Evaluation of antimicrobial potential of free gallic acid and its polyvinyl-based nano-formulation.

This study explores the antimicrobial potential of gallic acid (GA) and gallic acid loaded with polyvinyl alcohol (PVA) nanocarriers as a good source of phenolic acids against various gram-positive bacteria including Staphylococcus aureus and Streptococcus mutans and gram-negative bacteria such as Escherichia coli and Salmonella typhi, as well as a fungal species (Candida albicans). Prior to evaluating their antimicrobial activity, the physical characterization of the GA-PVA-NPs was carried out using different techniques such as Fourier transform infrared spectroscopy (FTIR), thermogravimetric analysis (TGA), transmission electron microscopy (TEM), scanning electron microscopy (SEM), and dynamic light scattering (DLS). TEM imaging revealed nanoparticles with a uniform size and morphology, while DLS analysis confirmed the presence of nanoparticles with an average size of 128.1 ± 31.9 nm, indicating their potential for improved interaction with microbial cells. It is well established that nanoparticles around 100-150 nm can more easily penetrate bacterial cell walls, leading to membrane damage, oxidative stress through reactive oxygen species (ROS) generation, and disruption of vital cellular functions such as protein synthesis and DNA replication. These size-dependent mechanisms play a key role in enhancing the antimicrobial properties of nanoparticles. Following characterization, antimicrobial activity was assessed using the well diffusion technique and microplate reader assay. The microplate reader assay provided quantitative data, showing that gallic acid exhibited the highest inhibition against S. aureus (97.77%) and S. typhi (88.22%), while GA-PVA-NPs also demonstrated significant antimicrobial effects. The well diffusion technique confirmed these results, with inhibition zones ranging from 17.33 mm to 33.00 mm.
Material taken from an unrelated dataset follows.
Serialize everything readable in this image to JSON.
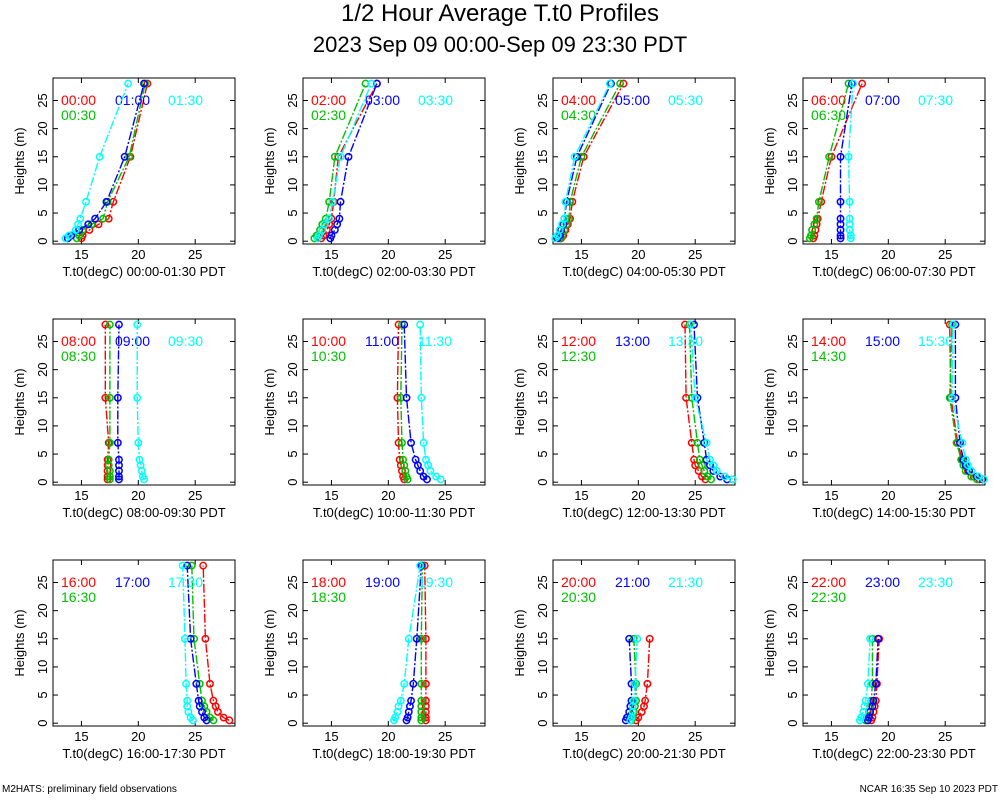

The reduced effectiveness of the nanoparticles at lower concentrations may not necessarily undermine their potential, as the increased stability and controlled release properties of nanoparticles could provide long-term antimicrobial action that is beneficial for specific applications. These findings suggest that GA-PVA-NPs have significant potential as antimicrobial agents. Future studies will focus on investigating the stability and mode of action of these nanoparticles and exploring their application in food packaging for antimicrobial purposes, emphasizing their safety, effectiveness, and potential to extend shelf life.